About
pySNOW, Software Nano Object Workflow, is written in the Python programming language with the aim of providing a user frinedly integrated set of tools for the analysis of nanomaterials from atomistic simulations, it has been built by our team at the University of Milan with some design goals in mind:
Ease of use
pySNOW functiuons are mostly self explanaotry and relatively easy to use if the user knows a bit about what each descriptor implies, take for instance the function to compute the Steinhardt parameters:
stein = peratom_steinhardt(index_frame = 1, coords = coords, l = [4, 6], cut_off = 3.52)
Independence
While re-inventing the wheel goes against some of Python's founding principles, we wanted to keep pySNOW as independent as possible from external modules which might break down compatibility down the line. We still kept the widely used NumPy and SciPy libraries, without which things would have been quite the nightmare to implement in a clean efficient way, but part from these libraries and PyTest for automated testing, pySNOW can be run without any other dependency installed.
Integrability
pySNOW contains some input functions for reading some type of files like XYZs and LAMMPS data files, however all functions in pySNOW only require as parameters atomic coordinates and lists of elements, so that it is possible for users to use any type of functionality to read a structure and use the resulting coordinates as inputs.

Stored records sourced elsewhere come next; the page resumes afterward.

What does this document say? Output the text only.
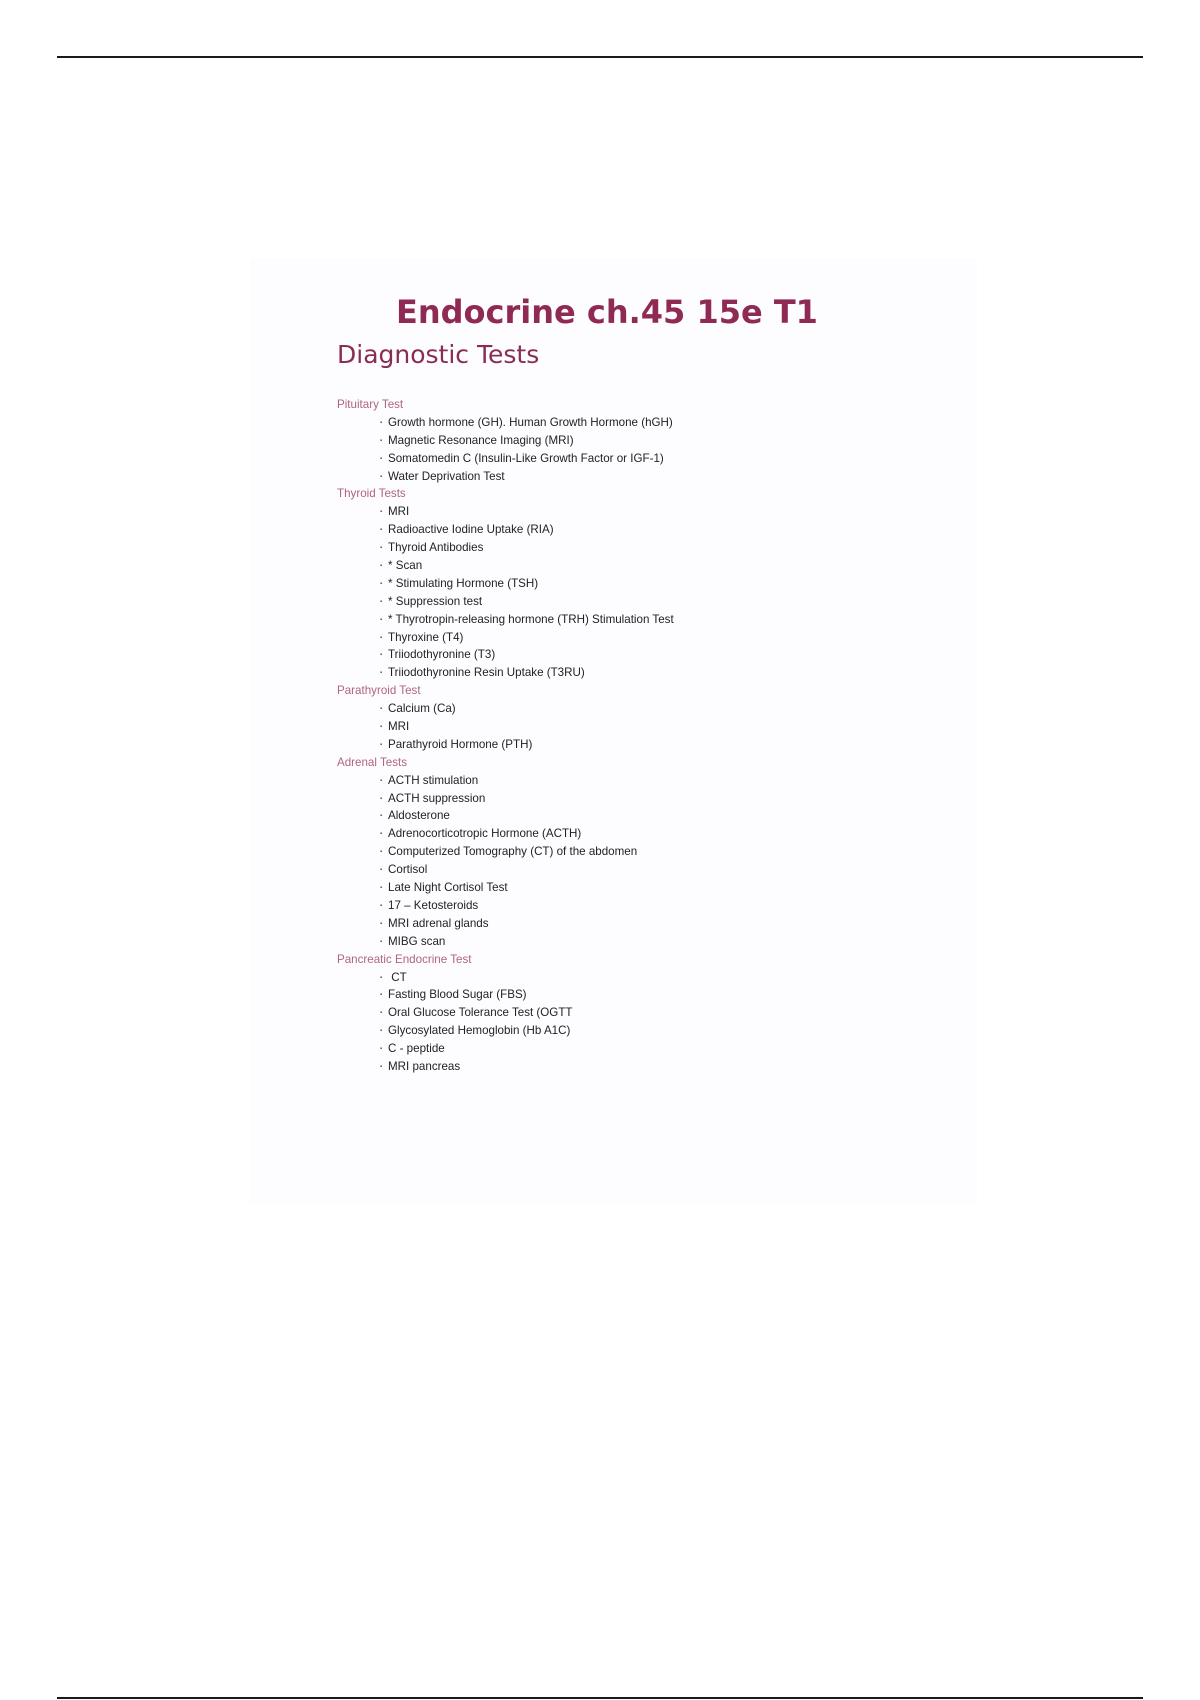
Endocrine ch.45 15e T1
Diagnostic Tests
Pituitary Test
▪ Growth hormone (GH). Human Growth Hormone (hGH)
▪ Magnetic Resonance Imaging (MRI)
▪ Somatomedin C (Insulin-Like Growth Factor or IGF-1)
▪ Water Deprivation Test
Thyroid Tests
▪ MRI
▪ Radioactive Iodine Uptake (RIA)
▪ Thyroid Antibodies
▪ * Scan
▪ * Stimulating Hormone (TSH)
▪ * Suppression test
▪ * Thyrotropin-releasing hormone (TRH) Stimulation Test
▪ Thyroxine (T4)
▪ Triiodothyronine (T3)
▪ Triiodothyronine Resin Uptake (T3RU)
Parathyroid Test
▪ Calcium (Ca)
▪ MRI
▪ Parathyroid Hormone (PTH)
Adrenal Tests
▪ ACTH stimulation
▪ ACTH suppression
▪ Aldosterone
▪ Adrenocorticotropic Hormone (ACTH)
▪ Computerized Tomography (CT) of the abdomen
▪ Cortisol
▪ Late Night Cortisol Test
▪ 17 – Ketosteroids
▪ MRI adrenal glands
▪ MIBG scan
Pancreatic Endocrine Test
▪ CT
▪ Fasting Blood Sugar (FBS)
▪ Oral Glucose Tolerance Test (OGTT
▪ Glycosylated Hemoglobin (Hb A1C)
▪ C - peptide
▪ MRI pancreas
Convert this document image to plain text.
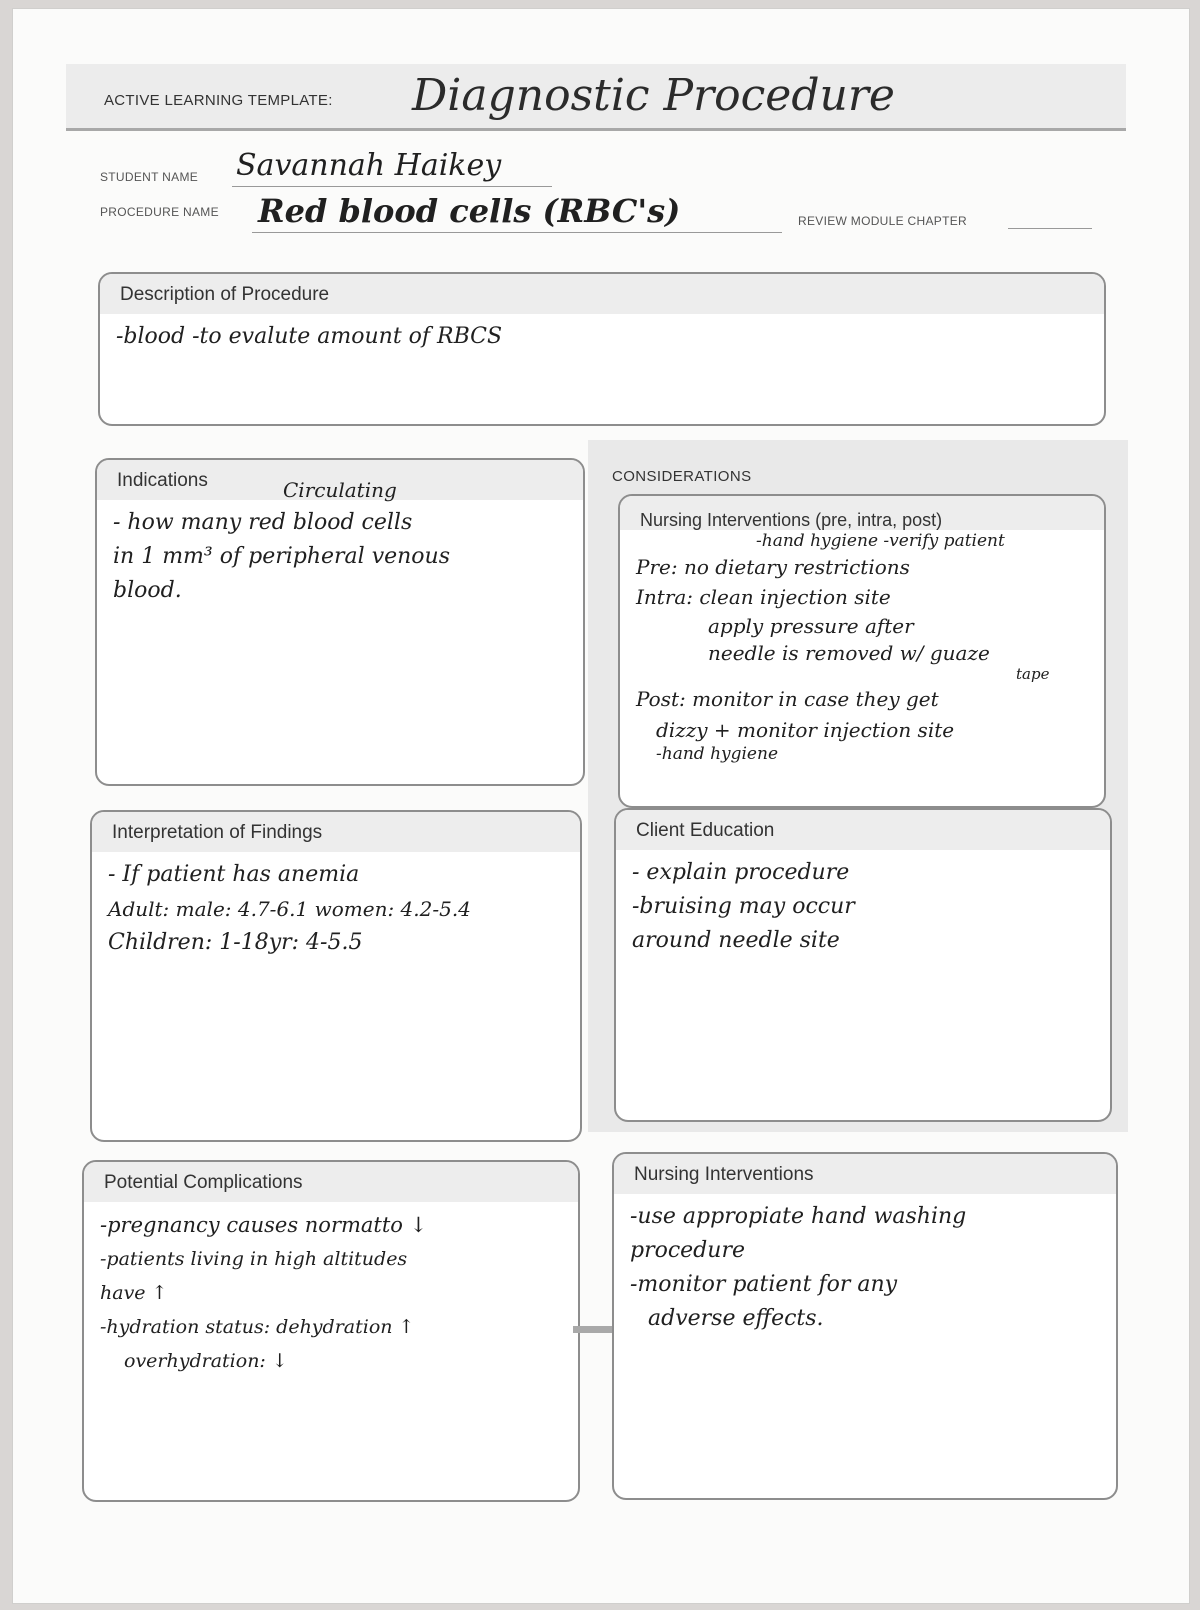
ACTIVE LEARNING TEMPLATE: Diagnostic Procedure
STUDENT NAME Savannah Haikey
PROCEDURE NAME Red blood cells (RBC's)	REVIEW MODULE CHAPTER
Description of Procedure
-blood -to evalute amount of RBCS
CONSIDERATIONS
Indications	Circulating
- how many red blood cells
in 1 mm³ of peripheral venous
blood.
Nursing Interventions (pre, intra, post)
-hand hygiene -verify patient
Pre: no dietary restrictions
Intra: clean injection site
apply pressure after
needle is removed w/ guaze
tape
Post: monitor in case they get
dizzy + monitor injection site
-hand hygiene
Interpretation of Findings
- If patient has anemia
Adult: male: 4.7-6.1 women: 4.2-5.4
Children: 1-18yr: 4-5.5
Client Education
- explain procedure
-bruising may occur
around needle site
Potential Complications
-pregnancy causes normatto ↓
-patients living in high altitudes
have ↑
-hydration status: dehydration ↑
overhydration: ↓
Nursing Interventions
-use appropiate hand washing
procedure
-monitor patient for any
adverse effects.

For instance one might want to use ASE rather than pySNOW to read an XYZ file, so that, to compute the Steinhardt parameters of order 4 and 6 as above:
from ase.io import read
from snow.descriptors.steinhardt import peratom_steinhardt
nano = read("Au_561Ih.xyz")
el = nano.get_chemical_symbols()
coords = nano.get_positions()
stein = peratom_steinhardt(index_frame = 1, coords = coords, l = [4, 6], cut_off = 3.52)
rather than use the read_xyz function provided with pySNOW:
from snow.lodispp.pp_io import read_xyz
from snow.descriptors.steinhardt import peratom_steinhardt
el, coords = read_xyz("Au_561Ih.xyz")
stein = peratom_steinhardt(index_frame = 1, coords = coords, l = [4, 6], cut_off = 3.52)
The advantage of using ASE (or other libraries) is that it supports multiple data files.